Re: Morimarusa

From: dgkilday57
Message: 65622
Date: 2010-01-12

--- In cybalist@yahoogroups.com, "dgkilday57" <dgkilday57@...> wrote:
> --- In cybalist@yahoogroups.com, "Torsten" <tgpedersen@> wrote:
> > --- In cybalist@yahoogroups.com, "dgkilday57" <dgkilday57@> wrote:
> > >
> > > [...]
> > >
> > > First, regarding (unshifted) Proto-Germanic long tenues, I believe
> > > they pass through Grimm-Verner-Kluge unscathed to remain Common
> > > Germanic long tenues. I have only two examples. The first, Gothic
> > > <atte:kan> 'to touch' (commonly cited in the simplex, which is not
> > > attested)
> >
> > I didn't know that. Do you think the Romance *attak- etc root is related?
>
> No. That one appears to come from Gmc. *stakkan- 'pole, stake, stick' by three or more routes. Gothic *stakka is behind Spanish <estaca>, Frankish *stakka is behind Old French <estache>, and Langobardic *tacca (in my opinion) is behind Old Italian <attaccare>. I do not see the /s/ falling out in Old It. or in Gmc., but in Lgb. The sense development is parallel first to English "stick together", second to "join battle".

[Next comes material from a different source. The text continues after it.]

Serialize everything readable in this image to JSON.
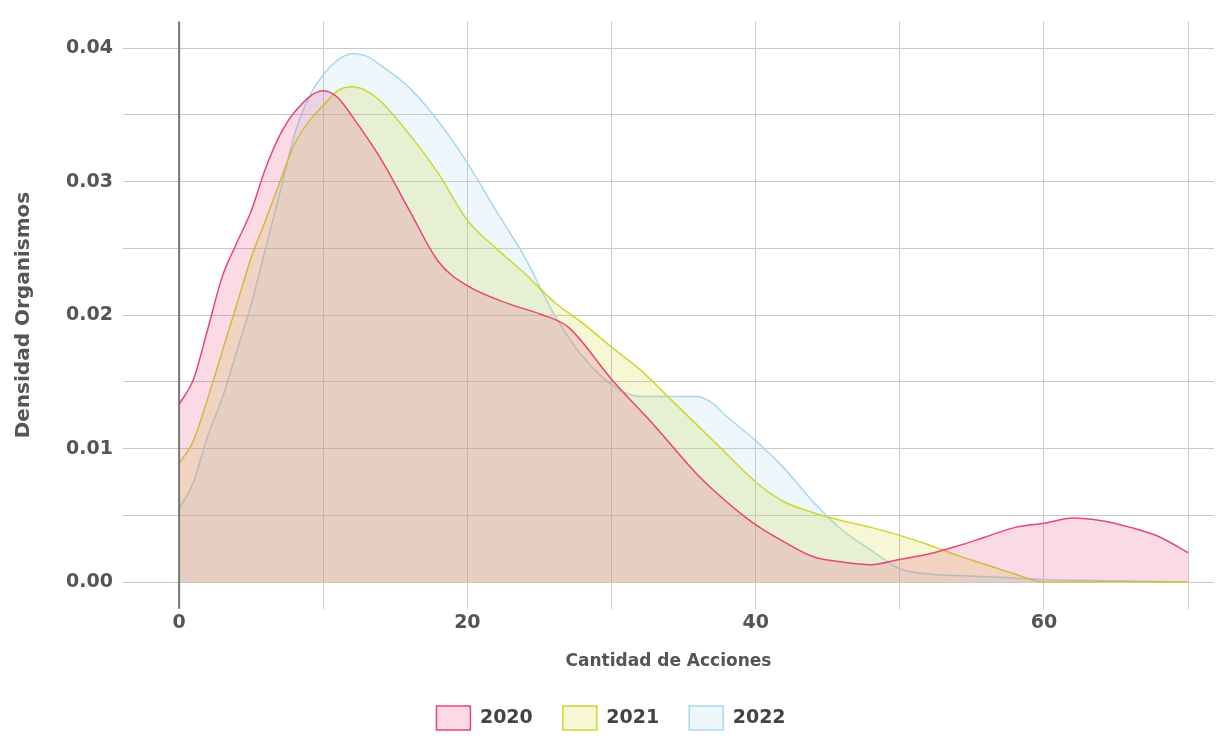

On second thought, it is not necessary to assume that Langobardic lost the /s/. Instead *-taccare could have been extracted (in the Vulgar Latin dialect of Lombardy ca. 500) from *distaccare or *ex(s)taccare 'to stake out' vel sim. by false division. There are other Romance examples of losing /s/ by this mechanism. And the VL sense of *attaccare could have been 'to impale, drive a stake into, execute (a vampire?) by staking' etc. from which the Old Italian sense would follow by semantic devaluation. No double sense development such as I proposed above would then be necessary.